Investigation of Kelvin–Helmholtz instability in the stable boundary layer using large eddy simulation

We conducted a large eddy simulation of the stable boundary layer in order to investigate the coherent structure of the Kelvin–Helmholtz instability (KHI). The simulations were performed using the initial conditions based on the Beaufort Sea Arctic Stratus Experiment. We used the Richardson criteria and the linear stability analysis methods to detect the KHI and to adopt the eigenvalue and the two‐point correlation methods to identify the vortex cores near the KHI region.
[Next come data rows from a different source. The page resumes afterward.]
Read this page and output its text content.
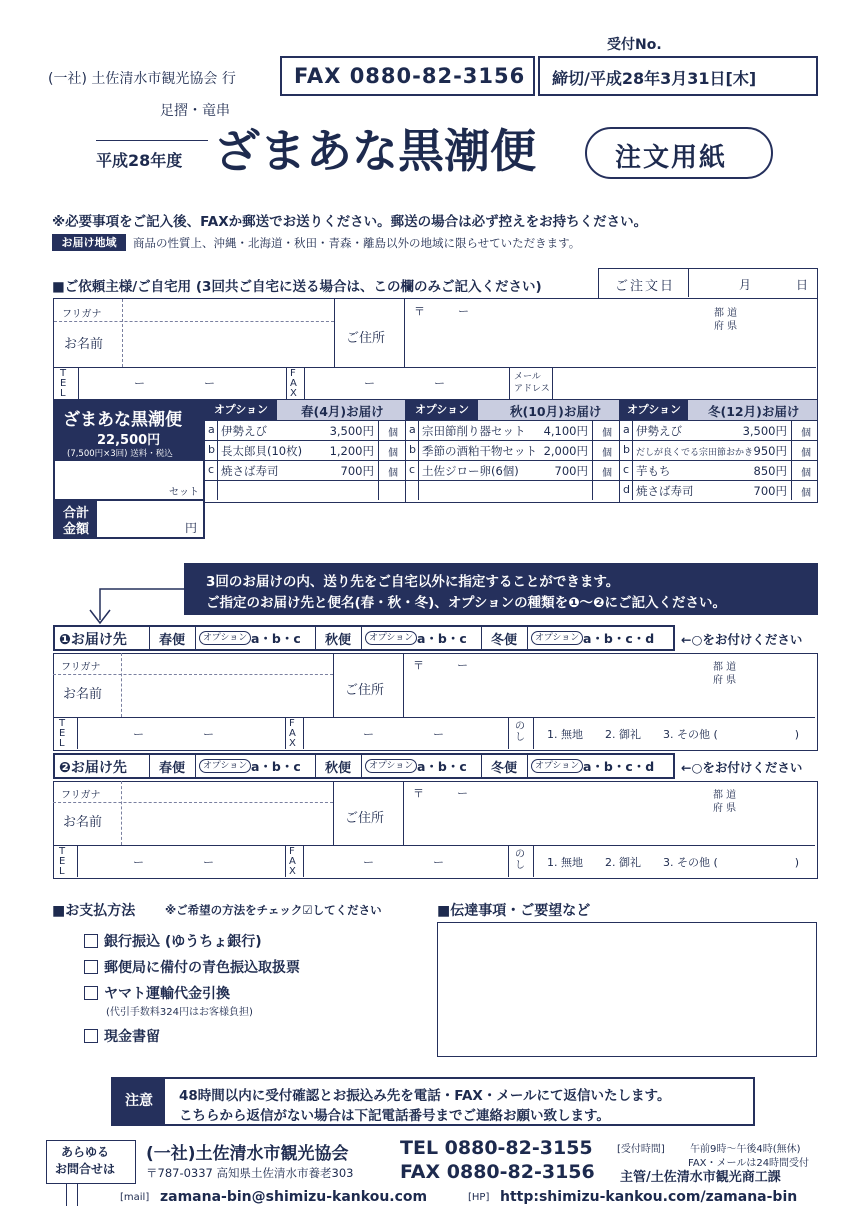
受付No.
(一社) 土佐清水市観光協会 行	FAX 0880-82-3156 締切/平成28年3月31日[木]
足摺・竜串
平成28年度 ざまあな黒潮便	注文用紙
※必要事項をご記入後、FAXか郵送でお送りください。郵送の場合は必ず控えをお持ちください。
お届け地域	商品の性質上、沖縄・北海道・秋田・青森・離島以外の地域に限らせていただきます。
■ご依頼主様/ご自宅用 (3回共ご自宅に送る場合は、この欄のみご記入ください)	ご注文日	月	日
フリガナ
お名前	ご住所
〒　　　ー	都 道
府 県
T E L
ー	ー
F A X
ー	ー	メール
アドレス
ざまあな黒潮便
22,500円
(7,500円×3回) 送料・税込
セット
合計
金額	円
オプション	春(4月)お届け
a 伊勢えび	3,500円 個
b 長太郎貝(10枚) 1,200円 個
c 焼さば寿司	700円 個
オプション	秋(10月)お届け
a 宗田節削り器セット 4,100円 個
b 季節の酒粕干物セット 2,000円 個
c 土佐ジロー卵(6個)	700円 個
オプション	冬(12月)お届け
a 伊勢えび	3,500円 個
b だしが良くでる宗田節おかき 950円 個
c 芋もち	850円 個
d 焼さば寿司	700円 個
3回のお届けの内、送り先をご自宅以外に指定することができます。
ご指定のお届け先と便名(春・秋・冬)、オプションの種類を❶〜❷にご記入ください。
❶お届け先 春便	オプション a・b・c 秋便	オプション a・b・c 冬便	オプション a・b・c・d ←○をお付けください
フリガナ
お名前	ご住所
〒　　　ー	都 道
府 県
T E L
ー	ー
F A X
ー	ー
のし 1. 無地　　2. 御礼　　3. その他 (　　　　　　　)
❷お届け先 春便	オプション a・b・c 秋便	オプション a・b・c 冬便	オプション a・b・c・d ←○をお付けください
フリガナ
お名前	ご住所
〒　　　ー	都 道
府 県
T E L
ー	ー
F A X
ー	ー
のし 1. 無地　　2. 御礼　　3. その他 (　　　　　　　)
■お支払方法	※ご希望の方法をチェック☑してください
銀行振込 (ゆうちょ銀行)
郵便局に備付の青色振込取扱票
ヤマト運輸代金引換
(代引手数料324円はお客様負担)
現金書留
■伝達事項・ご要望など
注意	48時間以内に受付確認とお振込み先を電話・FAX・メールにて返信いたします。
こちらから返信がない場合は下記電話番号までご連絡お願い致します。
あらゆる
お問合せは
(一社)土佐清水市観光協会
〒787-0337 高知県土佐清水市養老303
TEL 0880-82-3155
FAX 0880-82-3156
[受付時間]	午前9時〜午後4時(無休)
FAX・メールは24時間受付
主管/土佐清水市観光商工課
[mail] zamana-bin@shimizu-kankou.com	[HP] http:shimizu-kankou.com/zamana-bin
In the two‐point correlation analysis, the rotating configuration of the KHI varied in angles and lengths, according to the difference in the distance to the inversion layer. These vortex cores were divided into four components in different directions, defined by the signs of the x and y vorticities ( W x and W y , respectively), and the vortex cores of the two components related to the negative W y were elongated along the streamwise direction. The ratio between the sweeps and the ejections exhibited a linear trend as the boundary layer became more stable. Also, the sweep motion was dominant to the ejection motion for a high‐stability index of 1.63. Furthermore, the plot of the vortex angles versus the stability index illustrated a linear relationship, indicating that the varying trends of the vortex angles were independent from the distance to the inversion layer in a sensitivity study of the vortex angle.